Albertine termina très tard son enquête dans le squat de Moret-sur-Loing. Elle ne repassa donc pas au commissariat. Le lendemain la jeune planton qui avait reçu la lettre de l’adolescent était à la veille d’une période de vacances. Or, distraite parce qu’elle avait en ce moment des problèmes avec un fiancé qui semblait se lasser de sa compagnie, la tête toujours ailleurs, elle avait oublié de transmettre la consigne à celui qui devait être le planton du lendemain et de lui indiquer où était l’enveloppe à en-tête de l’hôtel Cyprus. Rien de bien grave dans tout cela si ce n’est que de grands événements dépendant souvent d’une succession de faits infimes qui passent inaperçus. Lorsque, huit jours plus tard, après avoir essayé de séduire à nouveau — avec un succès mitigé il faut bien le dire— son plombier de fiancé en allant avec lui —c’était une période de creux pour le tourisme et elle avait, sur Lastminute.com, trouvé un séjour en promotion— s’ennuyer —ils ne pouvaient pas s’offrir ce qui en fait le charme— dans les rues de Marrakech, c’est la commissaire Albertine Mollet qui avec mari et enfants s’était tirée dans un camp de vacances du Jura pour se ressourcer en s’épuisant dans du ski de fond, discipline sportive qu’elle ignorait jusque-là.

Bref, de coïncidence en coïncidence, l’enveloppe de l’adolescent aurait pu subir le sort de ces lettres dont la presse nous entretient de loin en loin: disparaître pendant quelques dizaines d’années pour, lors de leur réapparition apparaître non plus pour ce qu’elles étaient mais comme des documents d’intérêt historique.

Par un autre hasard, il n’en fut rien.
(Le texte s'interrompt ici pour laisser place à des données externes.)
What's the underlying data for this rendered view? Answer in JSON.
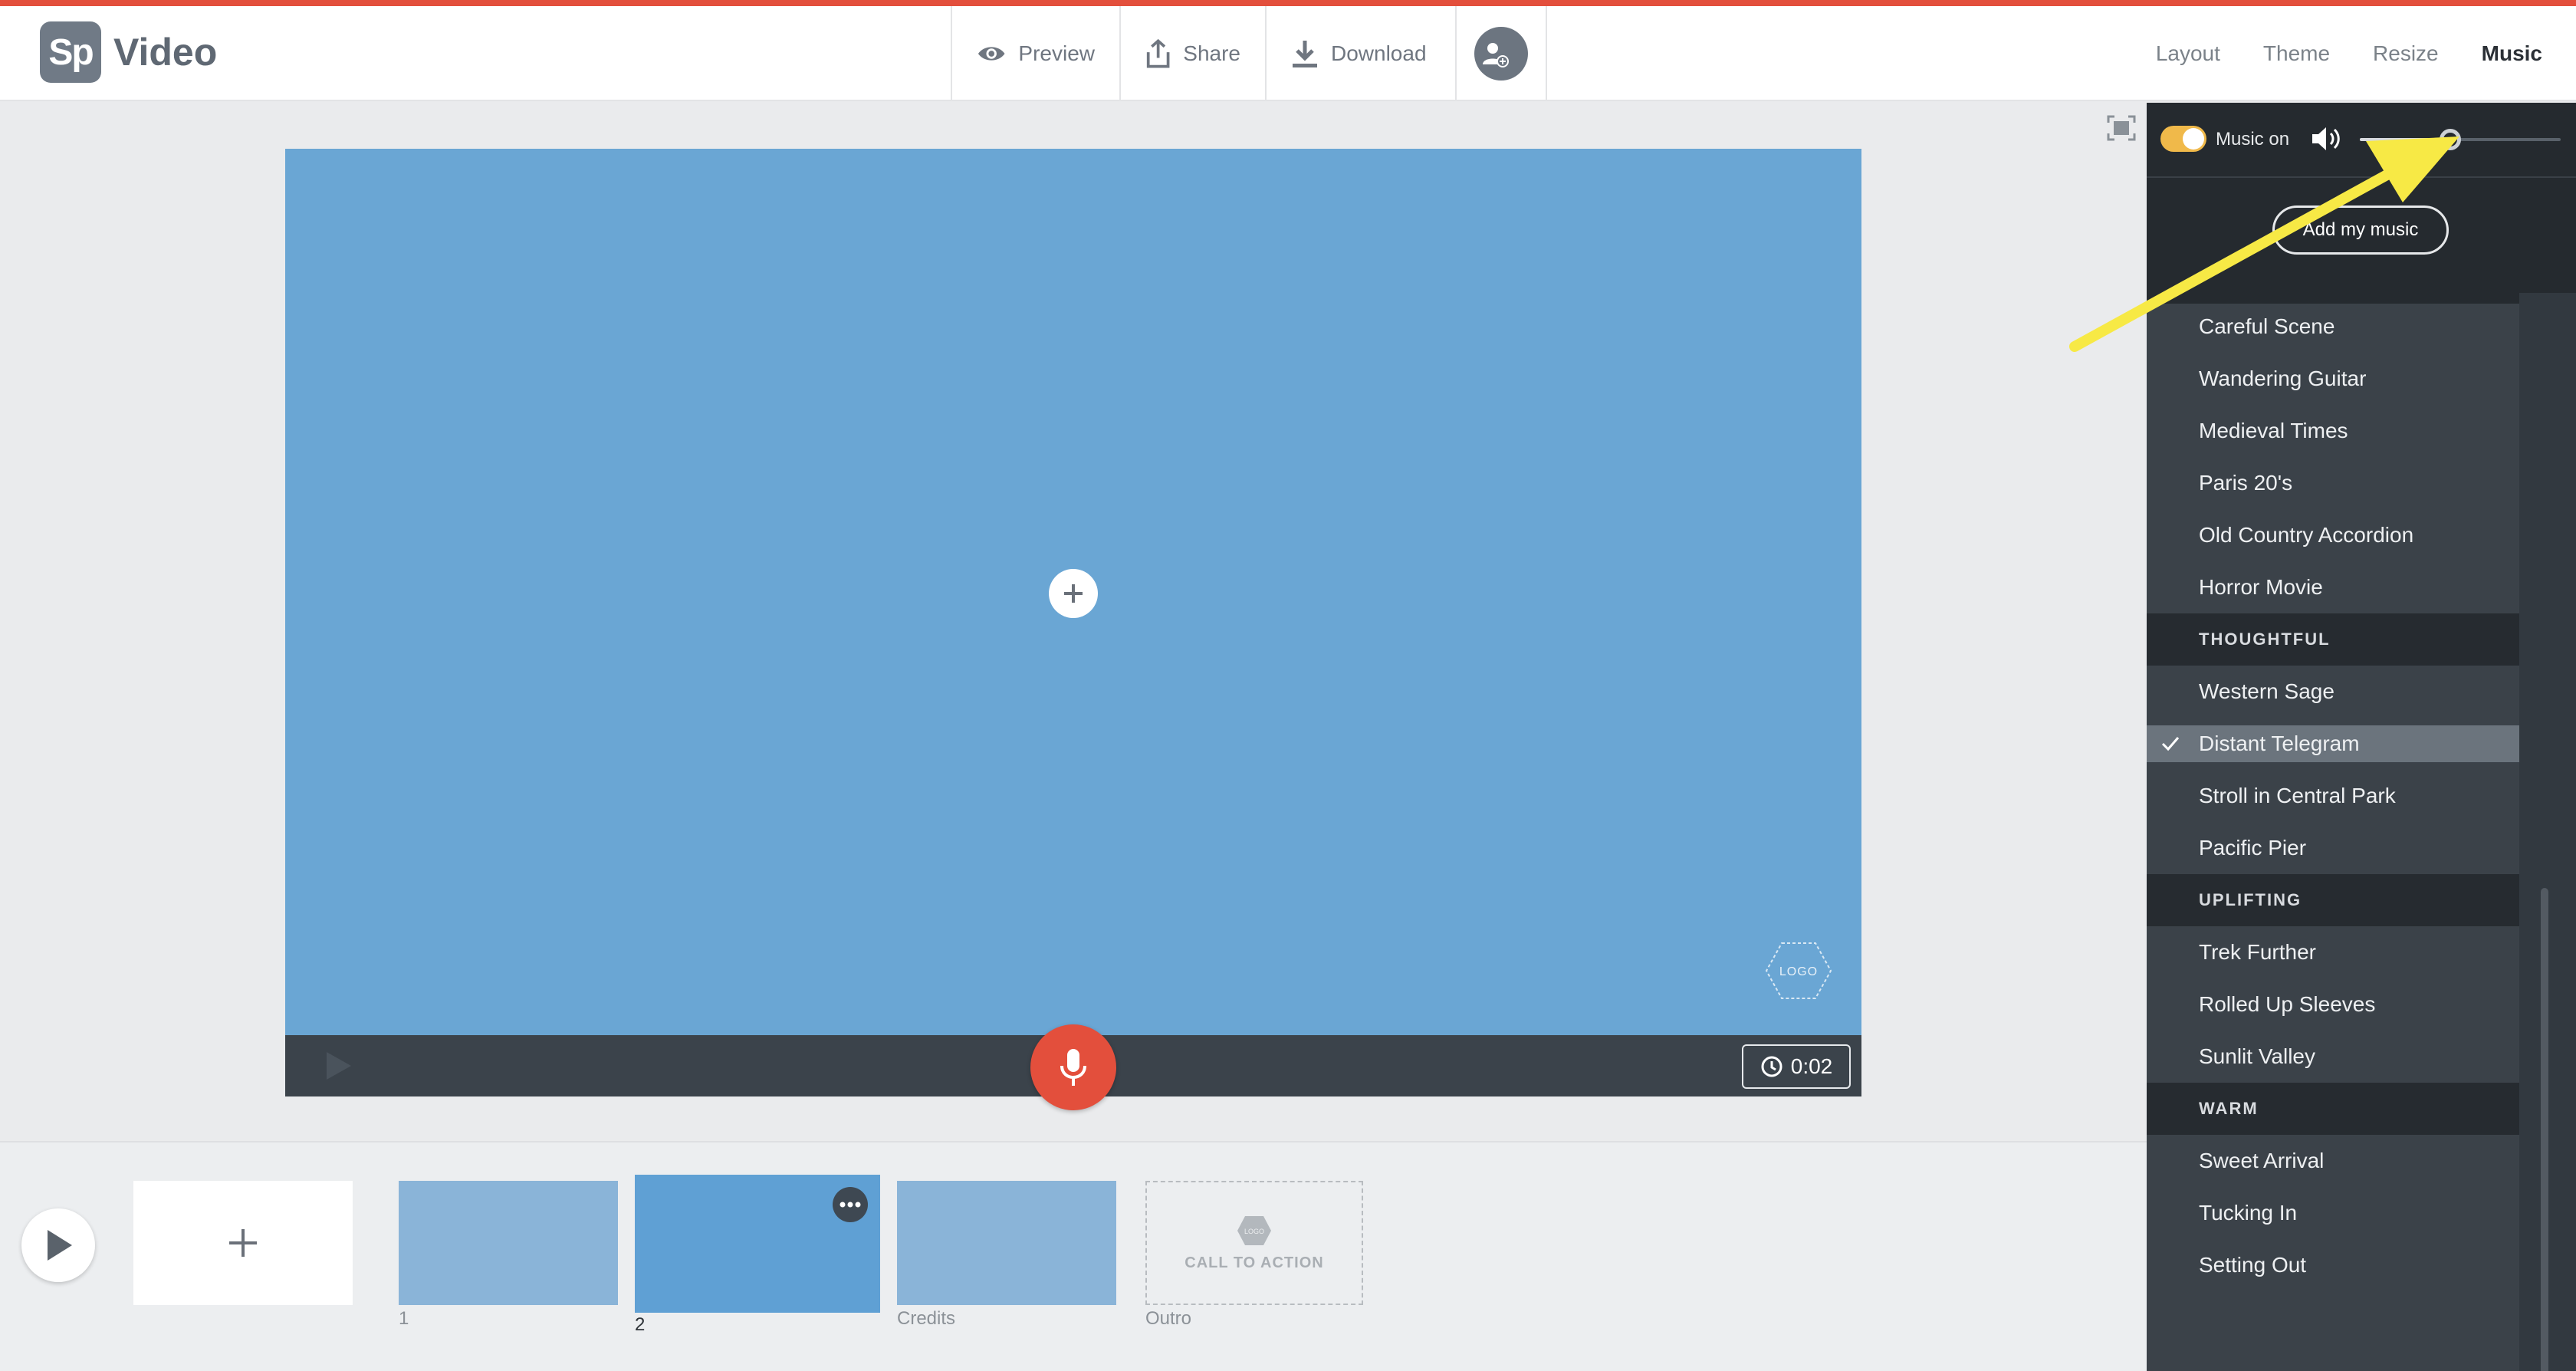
{
  "app": {
    "logo_mark": "Sp",
    "logo_text": "Video"
  },
  "toolbar": {
    "preview_label": "Preview",
    "share_label": "Share",
    "download_label": "Download"
  },
  "nav": {
    "layout": "Layout",
    "theme": "Theme",
    "resize": "Resize",
    "music": "Music",
    "active": "Music"
  },
  "stage": {
    "timer": "0:02",
    "logo_badge": "LOGO",
    "colors": {
      "canvas": "#6aa6d4",
      "controls": "#3b434b",
      "mic": "#e34f3c"
    }
  },
  "timeline": {
    "scenes": [
      {
        "label": "1"
      },
      {
        "label": "2"
      },
      {
        "label": "Credits"
      },
      {
        "label": "Outro",
        "placeholder": "CALL TO ACTION"
      }
    ]
  },
  "music_panel": {
    "toggle_label": "Music on",
    "volume": 0.45,
    "add_button": "Add my music",
    "groups": [
      {
        "category": "",
        "tracks": [
          "Careful Scene",
          "Wandering Guitar",
          "Medieval Times",
          "Paris 20's",
          "Old Country Accordion",
          "Horror Movie"
        ]
      },
      {
        "category": "THOUGHTFUL",
        "tracks": [
          "Western Sage",
          "Distant Telegram",
          "Stroll in Central Park",
          "Pacific Pier"
        ]
      },
      {
        "category": "UPLIFTING",
        "tracks": [
          "Trek Further",
          "Rolled Up Sleeves",
          "Sunlit Valley"
        ]
      },
      {
        "category": "WARM",
        "tracks": [
          "Sweet Arrival",
          "Tucking In",
          "Setting Out"
        ]
      }
    ],
    "selected_track": "Distant Telegram"
  },
  "annotation": {
    "color": "#f7e945",
    "target": "volume slider"
  }
}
Vingt jours après le dépôt de l’enveloppe, un autre flic, à son tour planton, obsédé par l’ordre, se mit à ranger les tiroirs du bureau et trouva l’enveloppe. Il demanda alors à ses collègues si certains d’entre eux savaient ce qu’elle faisait là. La jeune planton —appelons-la Evelyne pour simplifier— revenait juste d’acheter des sandwiches pour le sommaire repas de midi des fonctionnaires présents dans le commissariat, se souvint alors que c’était à elle que cette enveloppe avait été remise. Ce qu’elle dit: «Ouais, je sais ce que c’est… Donne-la!» Le planton du jour —prénommé Imad— la lui remit.

Evelyne était bien embêtée: elle ne pouvait pas la remettre à la commissaire sans avouer sa faute. Elle ne pouvait pas la jeter sans commettre une faute plus grave encore.